Looking for new wrap ideas? The collard greens used as the wrap for this recipe add a ton of nutrients to your meal!
Yield: 6 wraps
6 collard green leaves
3 cups Instant Pot BBQ Pulled Pork
3 cups Honey Dijon Coleslaw
Paleo Homemade BBQ Sauce, to taste
- Prepare Instant Pot BBQ Pulled Pork: see recipe.
- Prepare HoneyDijon Coleslaw: see recipe.
- Blanch collard greens:
- Fill a medium/large pot with water and heat to a boil. Reduce the heat to a simmer. While the water is heating, cut the large stems off the bottom of each leaf. Then lay the leaves flat so that the thick stem is facing upwards. Use a small paring knife to cut the stem so that it is about the thickness of the rest of the leaf.
- Fill a medium bowl with ice and water. Line a dinner plate with a towel.
- Use tongs to lower one leaf into the water and let it simmer for about 30-60 seconds. Beyond 60 seconds you run the risk of tearing the leaf when you wrap the filling into the leaf.
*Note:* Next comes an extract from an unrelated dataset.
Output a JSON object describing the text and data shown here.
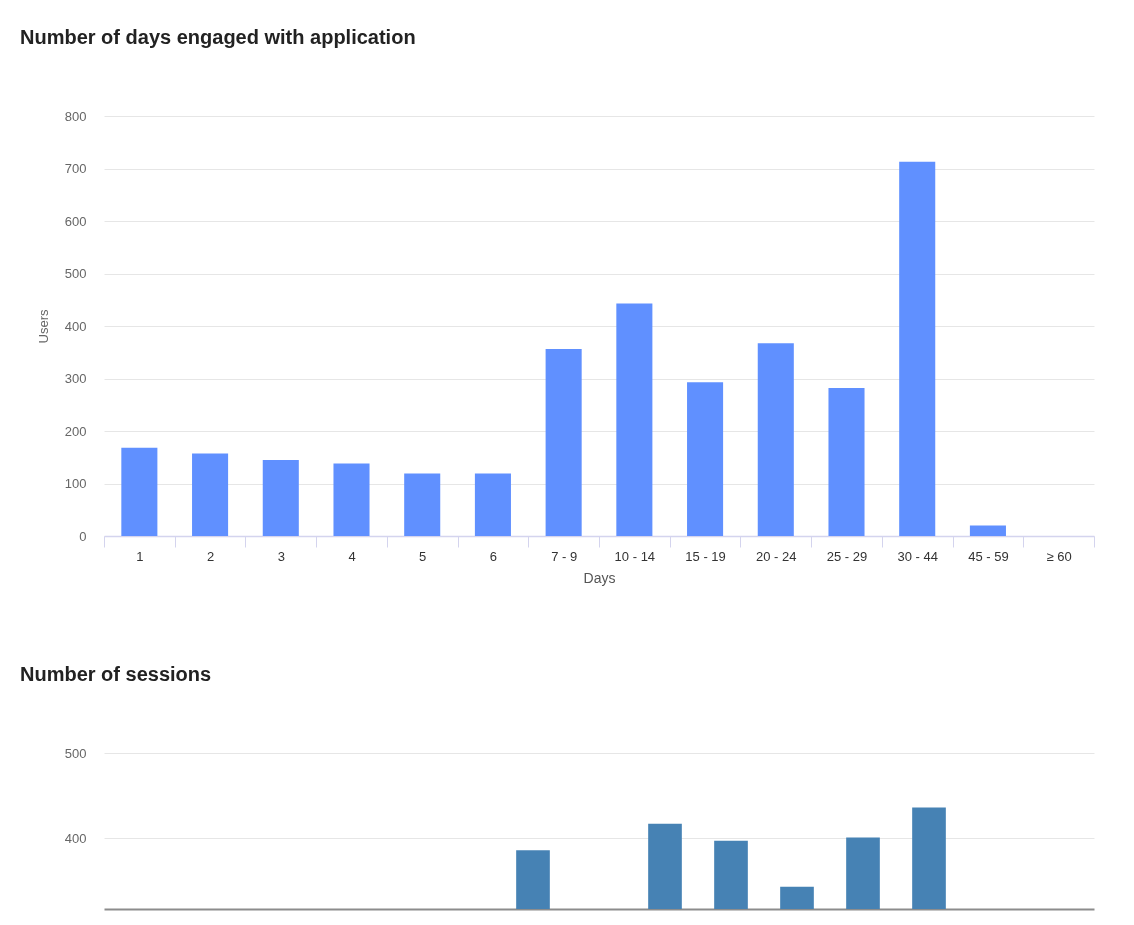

- Remove the leaf from the boiling water and immediately place it in the ice water for about 10 seconds. Place the leaf on the plate with the towel to dry. You can lightly use the towel to pat the excess water off the leaf.
- Assemble the wrap:
- Lay a collard green leaf flat. Place ½ cup of Instant Pot BBQ Pulled Pork and ½ cup of Honey Dijon Coleslaw in the center of the leaf. Top with desired amount of Paleo Homemade BBQ Sauce. Fold the edge with the stem over the filling. Fold the two sides adjacent to that over the filling, and roll the whole thing until the last edge is sticking to the wrap.